A no-deal Brexit is not in Britain’s best interest: Philip Hammond

The British parliament has begun a 5-day debate on the Brexit deal.

Philip Hammond, Britain’s Chancellor of the Exchequer, made it lucid that leaving the European without a deal is not in Britain’s best interest. He however did not elaborate on how the government would respond if parliament refused to back the negotiated Brexit plans.

With less than 3 months to go before Britain is set to leave the EU, on Wednesday, the British parliament began a 5-day debate on the deal that has been hammered out by British Prime Minister Theresa May with the rest of the bloc ahead of the crucial vote.

“I firmly believe that my job is to look after the welfare and interests of the British people and I conclude that it would not be in their interests to leave without a deal,” said Hammond to an annual reception hosted by Airbus.

British lawmakers have earlier demanded for a plan B in the event she loses the vote on her deal to leave the European Union.

When asked to respond to such a scenario, Hammond stated, “We are very determined that we need a deal. We need a deal that allows us to continue to co-operate and to have a smooth and orderly exit and we’ll make sure that we do.”

May allies are relying on the lack of a ‘plan B’ to break the deadlock in parliament.

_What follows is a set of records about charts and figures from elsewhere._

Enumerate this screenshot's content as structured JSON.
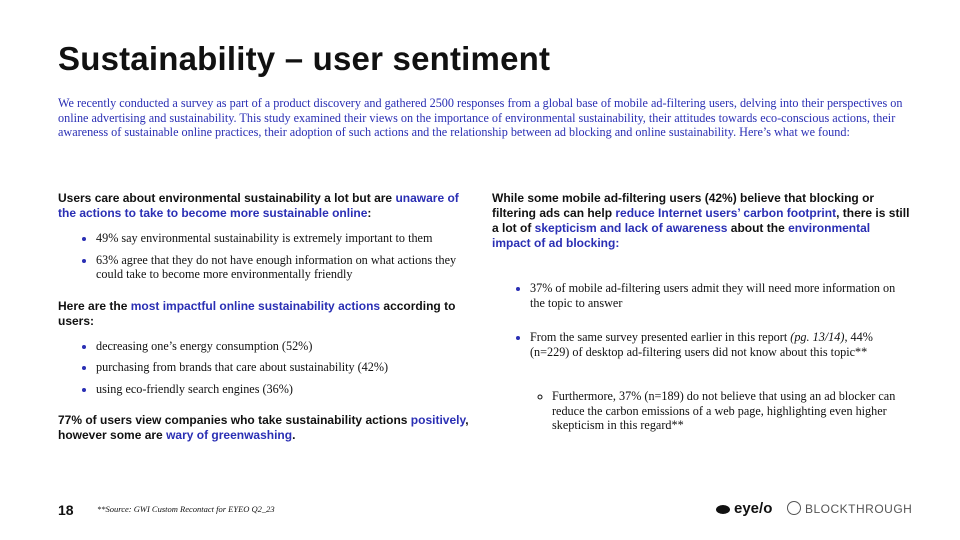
{
  "title": "Sustainability – user sentiment",
  "intro": "We recently conducted a survey as part of a product discovery and gathered 2500 responses from a global base of mobile ad-filtering users, delving into their perspectives on online advertising and sustainability. This study examined their views on the importance of environmental sustainability, their attitudes towards eco-conscious actions, their awareness of sustainable online practices, their adoption of such actions and the relationship between ad blocking and online sustainability. Here’s what we found:",
  "columns": [
    {
      "blocks": [
        {
          "heading": [
            {
              "text": "Users care about environmental sustainability a lot but are "
            },
            {
              "text": "unaware of the actions to take to become more sustainable online",
              "color": "#2a2fb4"
            },
            {
              "text": ":"
            }
          ],
          "items": [
            {
              "segments": [
                {
                  "text": "49% say environmental sustainability is extremely important to them"
                }
              ]
            },
            {
              "segments": [
                {
                  "text": "63% agree that they do not have enough information on what actions they could take to become more environmentally friendly"
                }
              ]
            }
          ]
        },
        {
          "heading": [
            {
              "text": "Here are the "
            },
            {
              "text": "most impactful online sustainability actions",
              "color": "#2a2fb4"
            },
            {
              "text": " according to users:"
            }
          ],
          "items": [
            {
              "segments": [
                {
                  "text": "decreasing one’s energy consumption (52%)"
                }
              ]
            },
            {
              "segments": [
                {
                  "text": "purchasing from brands that care about sustainability (42%)"
                }
              ]
            },
            {
              "segments": [
                {
                  "text": "using eco-friendly search engines (36%)"
                }
              ]
            }
          ]
        },
        {
          "heading": [
            {
              "text": "77% of users view companies who take sustainability actions "
            },
            {
              "text": "positively",
              "color": "#2a2fb4"
            },
            {
              "text": ", however some are "
            },
            {
              "text": "wary of greenwashing",
              "color": "#2a2fb4"
            },
            {
              "text": "."
            }
          ]
        }
      ]
    },
    {
      "blocks": [
        {
          "heading": [
            {
              "text": "While some mobile ad-filtering users (42%) believe that blocking or filtering ads can help "
            },
            {
              "text": "reduce Internet users’ carbon footprint",
              "color": "#2a2fb4"
            },
            {
              "text": ", there is still a lot of "
            },
            {
              "text": "skepticism and lack of awareness",
              "color": "#2a2fb4"
            },
            {
              "text": " about the "
            },
            {
              "text": "environmental impact of ad blocking:",
              "color": "#2a2fb4"
            }
          ],
          "items": [
            {
              "segments": [
                {
                  "text": "37% of mobile ad-filtering users admit they will need more information on the topic to answer"
                }
              ]
            },
            {
              "segments": [
                {
                  "text": "From the same survey presented earlier in this report "
                },
                {
                  "text": "(pg. 13/14)",
                  "italic": true
                },
                {
                  "text": ", 44% (n=229) of desktop ad-filtering users did not know about this topic**"
                }
              ],
              "children": [
                {
                  "segments": [
                    {
                      "text": "Furthermore, 37% (n=189) do not believe that using an ad blocker can reduce the carbon emissions of a web page, highlighting even higher skepticism in this regard**"
                    }
                  ]
                }
              ]
            }
          ]
        }
      ]
    }
  ],
  "footer": {
    "page": "18",
    "source": "**Source: GWI Custom Recontact for EYEO Q2_23",
    "logos": [
      "eye/o",
      "BLOCKTHROUGH"
    ]
  }
}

“What we and many other British businesses need most urgently, is for politicians from all sides to come together and pass a pragmatic agreement that allows an orderly Brexit,” Tom Enders, CEO of Airbus. “We don’t see any specific benefits in the current deal. It’s just a lot less bad than a ‘no deal’”

Business leaders across Britain are stepping up pressure on decision makers to end months of uncertainty and increase clarity on the terms of Britain’s potential departure from the EU.

Airbus, which employs 14,000 people in Britain and builds most of its commercial airplane wings in the country, has spent tens of millions of euros on contingency plans, including stockpiling items in anticipation of border delays in case of a ‘hard Brexit’.

According to an internal memo, Airbus is planning for a no-deal Brexit as its “baseline” scenario.